I was downtown with the Missus watching the play Billy Bishop goes to War. It’s a fun performance, a one-man show which follows the exploits of Billy Bishop, a top-ranked fighter ace from World War One. Oddly, I’d seen it thirty years ago and suddenly it had popped up again at the local playhouse.
After the show, the performers (all two of them (okay, a one-man show, with a second guy on the piano)) sat down and fielded questions from the audience, a nice intimate Q&A. Someone in the audience asked Timothy Williams how he did all the characters (different COs, mechanics, and even high-brow dames) that played roles in Bishop’s life.
Williams’ answer was interesting. He explained that in a one-man show, an actor has to conserve energy and vocal effort. The character’s costume might be no more than a pair of glasses or a coat turned out. It comes down, really, to the voice. And mostly to inflections. One has to convey bombastic natures, disdain, or earthiness without needless shouting or effort. And in that, it’s just a matter of the character’s speech patterns.

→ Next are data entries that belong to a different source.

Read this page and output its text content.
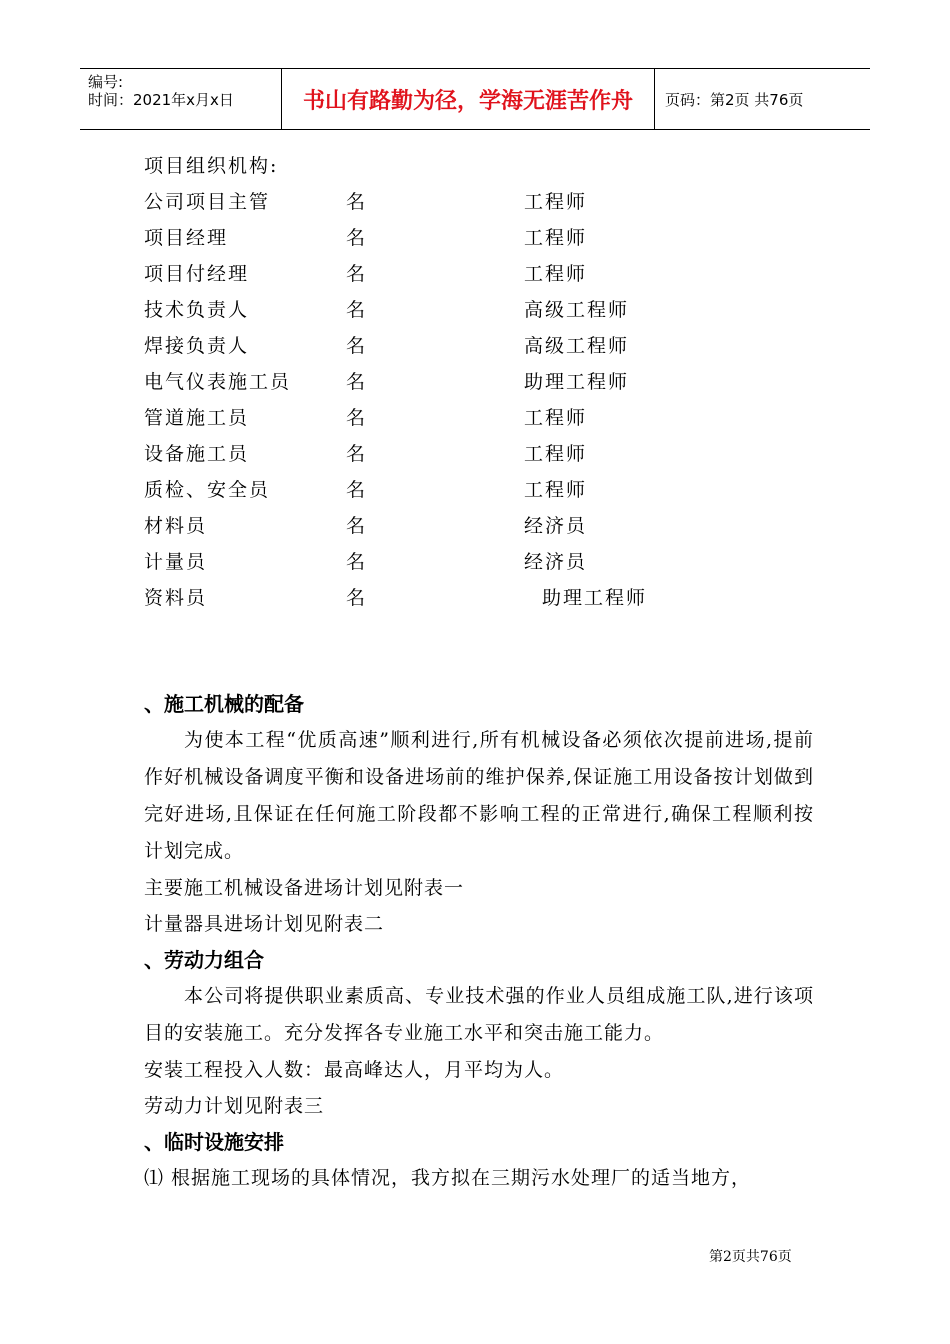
编号:
时间：2021年x月x日	书山有路勤为径，学海无涯苦作舟 页码：第2页 共76页
项目组织机构:
公司项目主管	名	工程师
项目经理	名	工程师
项目付经理	名	工程师
技术负责人	名	高级工程师
焊接负责人	名	高级工程师
电气仪表施工员	名	助理工程师
管道施工员	名	工程师
设备施工员	名	工程师
质检、安全员	名	工程师
材料员	名	经济员
计量员	名	经济员
资料员	名	助理工程师
、施工机械的配备
为使本工程“优质高速”顺利进行,所有机械设备必须依次提前进场,提前作好机械设备调度平衡和设备进场前的维护保养,保证施工用设备按计划做到完好进场,且保证在任何施工阶段都不影响工程的正常进行,确保工程顺利按计划完成。
主要施工机械设备进场计划见附表一
计量器具进场计划见附表二
、劳动力组合
本公司将提供职业素质高、专业技术强的作业人员组成施工队,进行该项目的安装施工。充分发挥各专业施工水平和突击施工能力。
安装工程投入人数：最高峰达人，月平均为人。
劳动力计划见附表三
、临时设施安排
⑴ 根据施工现场的具体情况，我方拟在三期污水处理厂的适当地方，
第2页共76页
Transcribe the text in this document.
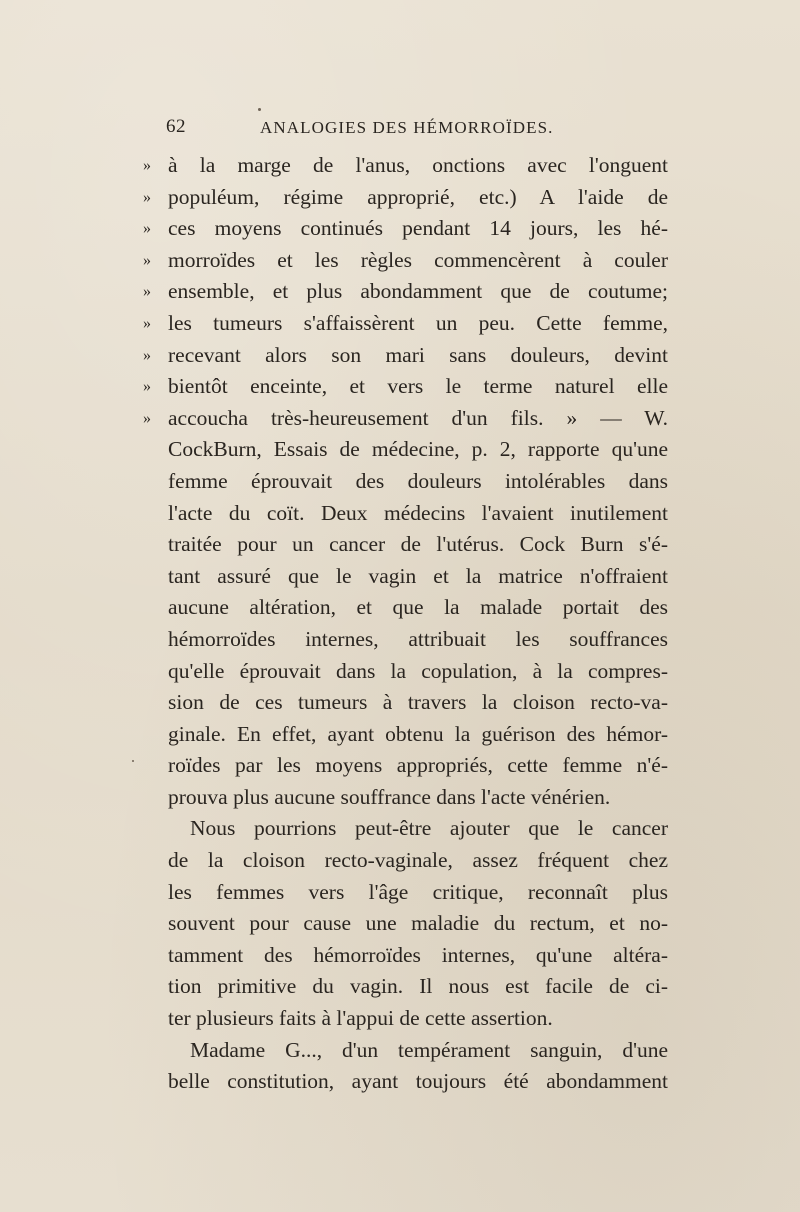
62	ANALOGIES DES HÉMORROÏDES.
» à la marge de l'anus, onctions avec l'onguent
» populéum, régime approprié, etc.) A l'aide de
» ces moyens continués pendant 14 jours, les hé-
» morroïdes et les règles commencèrent à couler
» ensemble, et plus abondamment que de coutume;
» les tumeurs s'affaissèrent un peu. Cette femme,
» recevant alors son mari sans douleurs, devint
» bientôt enceinte, et vers le terme naturel elle
» accoucha très-heureusement d'un fils. » — W.
CockBurn, Essais de médecine, p. 2, rapporte qu'une
femme éprouvait des douleurs intolérables dans
l'acte du coït. Deux médecins l'avaient inutilement
traitée pour un cancer de l'utérus. Cock Burn s'é-
tant assuré que le vagin et la matrice n'offraient
aucune altération, et que la malade portait des
hémorroïdes internes, attribuait les souffrances
qu'elle éprouvait dans la copulation, à la compres-
sion de ces tumeurs à travers la cloison recto-va-
ginale. En effet, ayant obtenu la guérison des hémor-
roïdes par les moyens appropriés, cette femme n'é-
prouva plus aucune souffrance dans l'acte vénérien.
Nous pourrions peut-être ajouter que le cancer
de la cloison recto-vaginale, assez fréquent chez
les femmes vers l'âge critique, reconnaît plus
souvent pour cause une maladie du rectum, et no-
tamment des hémorroïdes internes, qu'une altéra-
tion primitive du vagin. Il nous est facile de ci-
ter plusieurs faits à l'appui de cette assertion.
Madame G..., d'un tempérament sanguin, d'une
belle constitution, ayant toujours été abondamment
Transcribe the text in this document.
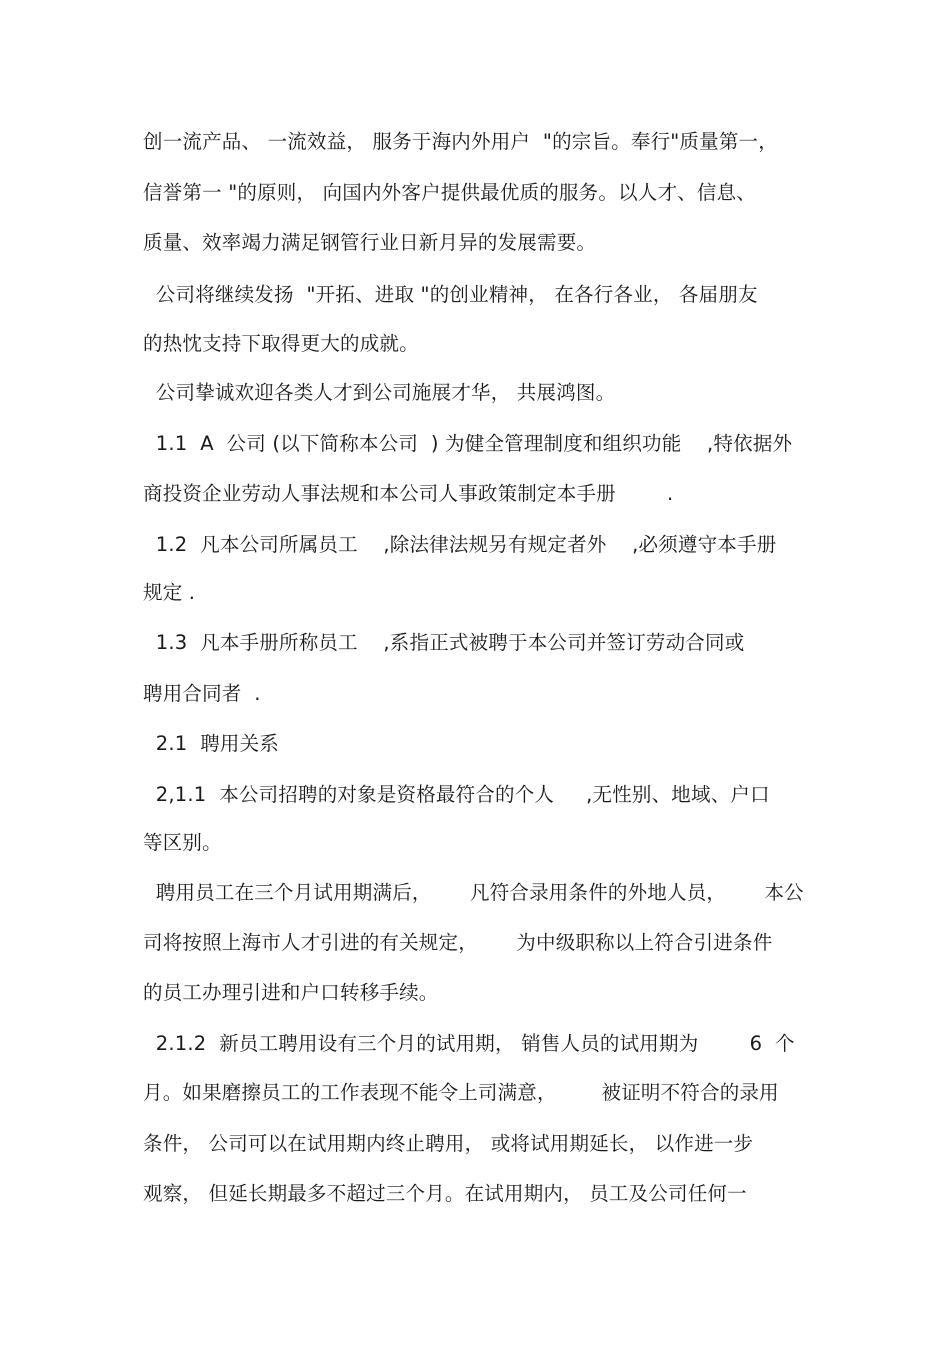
创一流产品、 一流效益， 服务于海内外用户  "的宗旨。奉行"质量第一，
信誉第一 "的原则， 向国内外客户提供最优质的服务。以人才、信息、
质量、效率竭力满足钢管行业日新月异的发展需要。
公司将继续发扬  "开拓、进取 "的创业精神， 在各行各业， 各届朋友
的热忱支持下取得更大的成就。
公司挚诚欢迎各类人才到公司施展才华， 共展鸿图。
1.1  A  公司 (以下简称本公司  ) 为健全管理制度和组织功能    ,特依据外
商投资企业劳动人事法规和本公司人事政策制定本手册        .
1.2  凡本公司所属员工    ,除法律法规另有规定者外    ,必须遵守本手册
规定 .
1.3  凡本手册所称员工    ,系指正式被聘于本公司并签订劳动合同或
聘用合同者  .
2.1  聘用关系
2,1.1  本公司招聘的对象是资格最符合的个人     ,无性别、地域、户口
等区别。
聘用员工在三个月试用期满后，      凡符合录用条件的外地人员，      本公
司将按照上海市人才引进的有关规定，      为中级职称以上符合引进条件
的员工办理引进和户口转移手续。
2.1.2  新员工聘用设有三个月的试用期， 销售人员的试用期为        6  个
月。如果磨擦员工的工作表现不能令上司满意，       被证明不符合的录用
条件， 公司可以在试用期内终止聘用， 或将试用期延长， 以作进一步
观察， 但延长期最多不超过三个月。在试用期内， 员工及公司任何一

I found that very interesting. As a writer, I’m fully aware of this. When making a character, you can spend paragraphs explaining the cut of their clothing, their hairstyle, their mannerisms. You can even give them a spell-checker-befuddling Scottish brogue. But the character won’t stick. Readers won’t remember it.
It comes down to the patterns of the character’s speech. A glowering dockhand should talk in short sentences, even fragments. A deceptive salesman or oily lawyer should have sentences that double back on themselves. A hen-pecking wife should literally repeat herself. And a drunk shouldn’t’t slur, he should ramble.
This might seem obvious but it’s not quite so when one is in the writer’s chair. When one is threading a story together, it’s too easy to lose the characters in the plot, to make everyone sound alike but wear different hats. If you find yourself throwing a lot of “the astronaut said” or “the governor answered” in your story, you’ve probably lost your speaking style. The dialog cadence alone should identify who is speaking.
In Fire And Bronze, my novel surrounding the Carthaginian Foundation Myth, I leaned this trick first-hand. The story is driven in places by class warfare. There are characters low-born and high. And in one of my pre-publication passes, I focused on just this. Just with the simple trick of pointedly allowing the commoners use contractions (don’t, won’t, can’t) and the nobles not (do not, will not, cannot) added a level of identification to their speech. We have no evidence that Canaanites used contractions – I’ve read the Aramaic grammar rules and there is no official recognition of such devices (though they left their vowels off their words, so their language had other unwritten shortcuts). But I think it’s safe to bet that Phoenician merchant-princes appealing to kings for a trade concession spoke differently from the deckhands of their ships. And if one assumes a difference in cadence, one should write it.
Don’t use contractions unless you’re common. Literally!